Darnelle's story has absolutely nothing to do with same-sex marriage. At the time of the divorce, the state of Washington did not recognize same-sex marriages. At its core this is about a closeted gay man who tried to be something that he is not. If anything, same-sex marriage (along with less oppression by the Church) might prevent some of these sham marriages to begin with. Contrary to the teachings of the Church, homosexuality is not a bad habit. Sexual orientation is the basis for how we form romantic relationships. When gay men have straight sex that does not produce a straight man. As for those elusive consequences of same-sex marriage:
First, as Esolen shows, the redefinition of marriage means the establishment of the sexual revolution as the nomos, the law of the place, in our culture and polity. All of “mankind’s long history of meditation on the difficulties of love,” in this new order of the ages, is “consigned to oblivion,” and replaced with the principle that sexual gratification is its own justification. Chastity, purity, modesty, and the demand that we honor these qualities in one another—all these become impossible to uphold.
What - - - the - - - fuck? Same-sex marriage destroys romance and goodness? A few gays getting hitched is going to do all that? Just because civil law recognizes their relationship? I defy Franck or Esolen to be specific about any of these so-called consequences of same-sex marriage. What has happened in Massachusetts that offers any substantive support to this bizarre theory stated as fact? Massachusetts has recognized same-sex marriages for over a decade. Where is the evidence?

It gets worse:
As the late William F. Buckley, Jr. was fond of saying, “Who says A must say B.” He who says that a man can marry a man, or a woman marry a woman, says that our law and culture will honor and uphold partnerships in which fidelity, permanence, and devotion to the bearing and rearing of children are no essential feature of the relationship between the partners. He who says that is a “marriage” necessarily says that chastity is no longer intelligible as a moral norm binding on anyone. As Esolen puts it, “you cannot say to John and Mary, ‘You two must wait till marriage,’ while saying to Alan and Steve, ‘You two can go right ahead.’ What can chastity or purity even mean, once you have smiled at sodomy?”
Again, where does this guy get the notion that heterosexuals have a monopoly on fidelity and permanence? Where is the evidence? Furthermore, many gay couples are also  devoted parents and many heterosexual couples are childless. This is a prime example of why I call Franck a bigot. He simply assumes the stereotype.

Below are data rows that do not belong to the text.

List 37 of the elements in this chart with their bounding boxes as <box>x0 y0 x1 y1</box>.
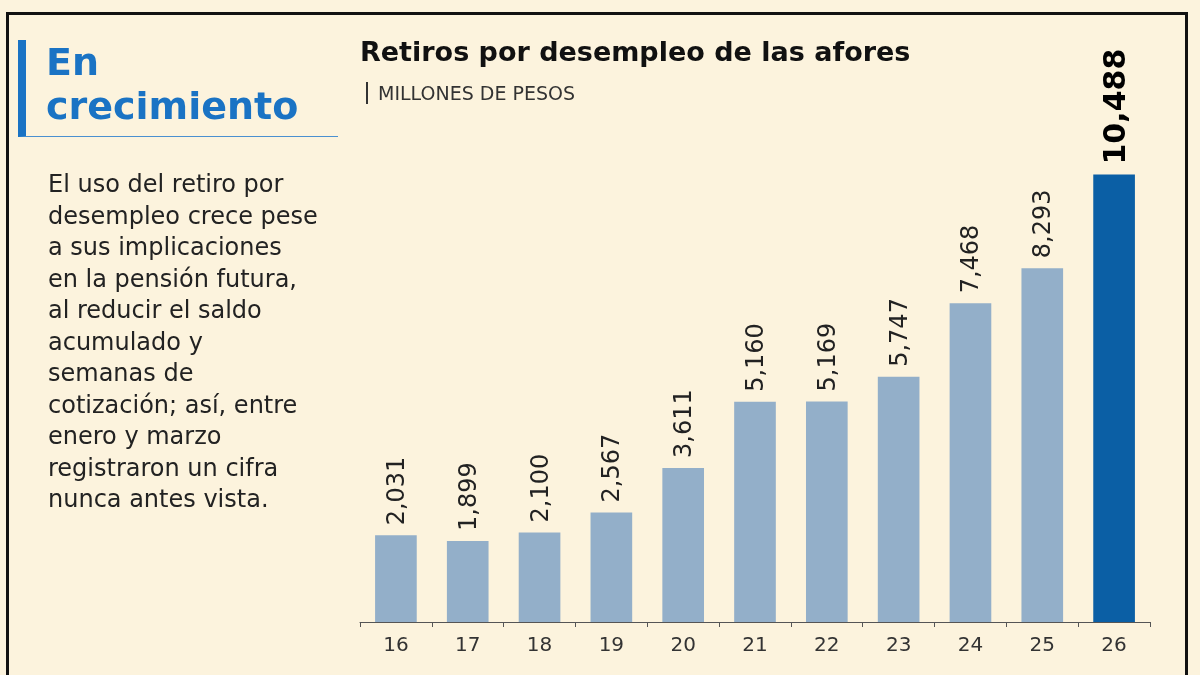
data-label: 8,293 <box>1028 189 1057 259</box>
bar <box>446 540 489 622</box>
bar <box>1093 174 1135 622</box>
bar <box>949 303 992 622</box>
data-label: 5,747 <box>884 298 913 367</box>
x-tick-label: 16 <box>383 632 409 656</box>
x-tick-label: 26 <box>1101 632 1127 656</box>
bar <box>1021 268 1064 622</box>
x-tick-label: 20 <box>670 632 696 656</box>
bar <box>662 467 705 622</box>
chart-title: Retiros por desempleo de las afores <box>360 36 911 67</box>
x-tick-label: 18 <box>526 632 553 656</box>
bar <box>877 376 920 622</box>
data-label: 2,100 <box>525 453 554 523</box>
bar <box>734 401 776 622</box>
data-label: 5,160 <box>741 323 769 392</box>
data-label: 5,169 <box>812 322 841 392</box>
text: En crecimiento <box>18 40 338 137</box>
x-tick-label: 21 <box>742 632 768 656</box>
x-tick-label: 22 <box>814 632 840 656</box>
x-tick-label: 19 <box>598 632 625 656</box>
data-label: 2,567 <box>597 433 626 503</box>
x-tick-label: 25 <box>1029 632 1055 656</box>
x-tick-label: 17 <box>455 632 481 656</box>
text: El uso del retiro por desempleo crece pese a sus implicaciones en la pensión futura, al reducir el saldo acumulado y semanas de cotización; así, entre enero y marzo registraron un cifra nunca antes vista. <box>48 170 318 513</box>
x-tick-label: 24 <box>957 632 984 656</box>
chart-subtitle: MILLONES DE PESOS <box>366 82 575 104</box>
bar <box>805 401 848 622</box>
data-label: 3,611 <box>669 389 698 458</box>
data-label: 10,488 <box>1096 48 1132 165</box>
x-tick-label: 23 <box>885 632 912 656</box>
bar <box>375 535 417 622</box>
bar <box>590 512 633 622</box>
data-label: 2,031 <box>381 456 410 526</box>
bar <box>518 532 561 622</box>
data-label: 1,899 <box>453 462 482 531</box>
data-label: 7,468 <box>956 224 985 294</box>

Sodomy, by the way, means non-procreative sex such as anal and oral sex. It is forbidden by the Church. I suspect that Catholic men love being blown as much as Jewish men, gay or straight.

I'll just quote one more paragraph within this horrific jumble of logic and religion:
So too, in the world that is rapidly embracing and recognizing homosexual relationships as normal and normative, the space for deep and meaningful male-male or female-female friendships among the young is rapidly shrinking to the vanishing point. “The stigma against sodomy,” Esolen rightly notes, “cleared away ample space for an emotionally powerful friendship that did not involve sexual intercourse, exactly as the stigma against incest allows for the physical and emotional freedom of a family.”
None of that is true. Where is the evidence to support any of this? Esolen is simply wrong and Franck uncritically accepts Esolen's unsupported theories. Perhaps Franck just likes the writing style and that's good enough for him. This is likely just a projection of Esolen's own insecurities.

Evidence, logic and critical thinking are not the currency of men like Franck and Esolen. Rather than substance they pursue the production of pretentious Thomistic styled essays where faith prevails over evidence. As for marriage, heterosexuals have done a pretty good job screwing it up. Hopefully, we can do a little better.